Gemeva di incredulità e di piacevolezza, il figlio dello spirito santo. Sentii la sua erezione e il piacere strano che mi attanagliava fece volare la fantasia in un contatto tra i nostri sessi. Il mio membro turgido accarezzava il suo scroto, le sue labbra che in principio mi sembravano deturpate da croste e spacchi erano adesso ai miei occhi petali di un giglio, schiuse a incorniciare i denti splendenti e la lingua in ombra. Il contatto tra il mio membro e la sua cavità oculare era spalmato come un pensiero e mi gonfiava la salivazione in bocca; scendeva liquida e si fondeva con la poltiglia di sangue e carne a pienarne l'orbita, sbavavo e limonavo; il contatto tra le carni e le mucose: un balsamo; costringevo e profanavo i buchi del figlio del signore, vergini delle mille voglie che accoglieva con somma vergogna e tripudio di piacere; e mentre pronunciava il nome di sua madre, le sue parole mi sembrarono bestemmie. "Maria Maddalena, Madre illibata prospera di vita, non rinnegare il Sacro compimento della volontà onnipotente, liberami da ogni ansia e rendimi forte, donami la volontà per oppormi a questo edonismo cui vengo consacrato e battezzato dalla linfa di sperma che accolgo nel grembo". La vergine Maria mi apparve allora di fronte, la sua figura sovrapposta a quella del figlio suo Gesù; vivevo coscientemente un sogno di incoscenza e pulsioni tanto che mi sentii svenire e chiusi gli occhi e mi abbandonai al piacere impiacentito dalla piacevolezza di congiungermi col frutto del verbo, in contatto con la profezia annunciata dall'arcangelo amavo Cristo nella figura della vergine madre di dio onnipotente. Ella piangeva il frutto immondo di tanta pazzia ossessiva e folle, singhiozzava inconsulta e fremeva di ribrezzo per le oscurità in cui era avvolto il frutto del suo sacrificio. Ella rantolava in terra contorta di strazi finché il cuore cedette alla fibrillazione, regalandole la gioia effimera di scomparire in fretta, senza accogliere oltre la visione del delirio cui aveva dato forma. 
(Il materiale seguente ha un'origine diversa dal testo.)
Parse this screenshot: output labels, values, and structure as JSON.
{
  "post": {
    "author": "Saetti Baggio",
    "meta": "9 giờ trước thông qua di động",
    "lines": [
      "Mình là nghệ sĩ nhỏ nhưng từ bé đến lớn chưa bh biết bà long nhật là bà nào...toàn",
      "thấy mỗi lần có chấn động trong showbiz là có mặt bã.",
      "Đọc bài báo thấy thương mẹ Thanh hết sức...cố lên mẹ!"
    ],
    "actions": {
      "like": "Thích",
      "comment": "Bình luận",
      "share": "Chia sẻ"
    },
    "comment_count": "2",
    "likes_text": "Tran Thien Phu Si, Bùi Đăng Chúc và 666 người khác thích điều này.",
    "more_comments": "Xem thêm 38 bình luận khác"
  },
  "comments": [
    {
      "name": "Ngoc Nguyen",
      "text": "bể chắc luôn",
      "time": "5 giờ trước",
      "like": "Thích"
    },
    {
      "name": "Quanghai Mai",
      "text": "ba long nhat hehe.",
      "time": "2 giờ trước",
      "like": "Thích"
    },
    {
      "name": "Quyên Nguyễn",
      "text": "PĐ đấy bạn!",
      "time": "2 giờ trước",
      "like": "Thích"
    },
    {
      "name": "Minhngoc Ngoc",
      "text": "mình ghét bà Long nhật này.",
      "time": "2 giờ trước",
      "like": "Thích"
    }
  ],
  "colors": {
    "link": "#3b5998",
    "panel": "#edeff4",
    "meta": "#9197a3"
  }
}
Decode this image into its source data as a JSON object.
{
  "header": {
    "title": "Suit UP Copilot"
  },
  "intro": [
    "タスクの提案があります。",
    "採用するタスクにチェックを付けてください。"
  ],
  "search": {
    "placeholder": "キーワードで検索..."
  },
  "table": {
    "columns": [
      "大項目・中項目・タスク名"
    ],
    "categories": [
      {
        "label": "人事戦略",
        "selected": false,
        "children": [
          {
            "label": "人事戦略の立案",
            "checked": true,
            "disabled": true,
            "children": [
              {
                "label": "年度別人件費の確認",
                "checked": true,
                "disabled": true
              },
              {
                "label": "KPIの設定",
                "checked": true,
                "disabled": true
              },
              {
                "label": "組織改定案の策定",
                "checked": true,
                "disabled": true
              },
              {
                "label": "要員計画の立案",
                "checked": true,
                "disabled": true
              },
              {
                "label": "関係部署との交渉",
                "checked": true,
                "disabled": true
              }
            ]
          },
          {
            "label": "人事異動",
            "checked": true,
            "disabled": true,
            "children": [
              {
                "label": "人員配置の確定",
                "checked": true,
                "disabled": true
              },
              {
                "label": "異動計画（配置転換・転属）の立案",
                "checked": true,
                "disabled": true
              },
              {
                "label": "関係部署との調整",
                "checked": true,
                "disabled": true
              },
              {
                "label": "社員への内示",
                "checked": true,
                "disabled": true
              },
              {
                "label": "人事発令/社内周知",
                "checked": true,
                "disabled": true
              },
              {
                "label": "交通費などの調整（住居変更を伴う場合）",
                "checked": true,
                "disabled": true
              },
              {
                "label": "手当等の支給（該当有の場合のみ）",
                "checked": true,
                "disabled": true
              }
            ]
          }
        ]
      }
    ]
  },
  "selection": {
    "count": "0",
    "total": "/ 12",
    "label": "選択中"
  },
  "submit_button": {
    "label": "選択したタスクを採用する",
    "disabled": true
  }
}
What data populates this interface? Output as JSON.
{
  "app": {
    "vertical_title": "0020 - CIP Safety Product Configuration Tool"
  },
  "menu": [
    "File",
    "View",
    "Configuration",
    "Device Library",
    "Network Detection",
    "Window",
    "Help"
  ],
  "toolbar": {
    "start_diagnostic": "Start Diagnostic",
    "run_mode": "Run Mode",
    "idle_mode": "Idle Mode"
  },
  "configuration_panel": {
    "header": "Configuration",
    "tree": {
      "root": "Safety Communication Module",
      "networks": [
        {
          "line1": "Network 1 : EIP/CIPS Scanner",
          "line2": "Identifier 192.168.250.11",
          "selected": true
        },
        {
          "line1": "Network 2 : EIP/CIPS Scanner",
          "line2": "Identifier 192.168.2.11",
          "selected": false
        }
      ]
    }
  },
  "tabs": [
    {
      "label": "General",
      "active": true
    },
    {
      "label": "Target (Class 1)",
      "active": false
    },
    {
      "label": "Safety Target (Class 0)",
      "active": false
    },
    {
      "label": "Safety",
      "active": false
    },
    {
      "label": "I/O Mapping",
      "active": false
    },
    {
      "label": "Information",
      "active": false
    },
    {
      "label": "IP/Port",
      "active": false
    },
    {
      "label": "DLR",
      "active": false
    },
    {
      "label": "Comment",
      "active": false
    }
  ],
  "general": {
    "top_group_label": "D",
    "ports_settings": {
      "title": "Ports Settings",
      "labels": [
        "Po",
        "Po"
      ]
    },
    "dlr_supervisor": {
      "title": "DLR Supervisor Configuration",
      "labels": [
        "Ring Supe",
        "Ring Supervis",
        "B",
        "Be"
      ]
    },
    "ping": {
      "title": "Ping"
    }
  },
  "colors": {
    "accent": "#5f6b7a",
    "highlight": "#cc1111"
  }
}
E suonavano le trombe del paradiso ad accogliere la mia voglia. Mentre defloravo l'uomo, che un tempo era stato il bambin Gesù, penetrandolo nelle trombe del retto, vedendolo urlare e godere, ansimare di piaceri sconfinati, incurante del trapasso della Madre. 

Io pensavo al frutto della passione partorito in assenza di passioni. Venire e uscire dal frutto del parto della vergine ci rese vicini più di quanto fossimo mai stati, più di quanto avessimo mai potuto immaginare, nemesi e antitesi, padre e anticristo, figliolo rinnegato e cristo redentore, liberi dal pregiudizio e schiavi della passione.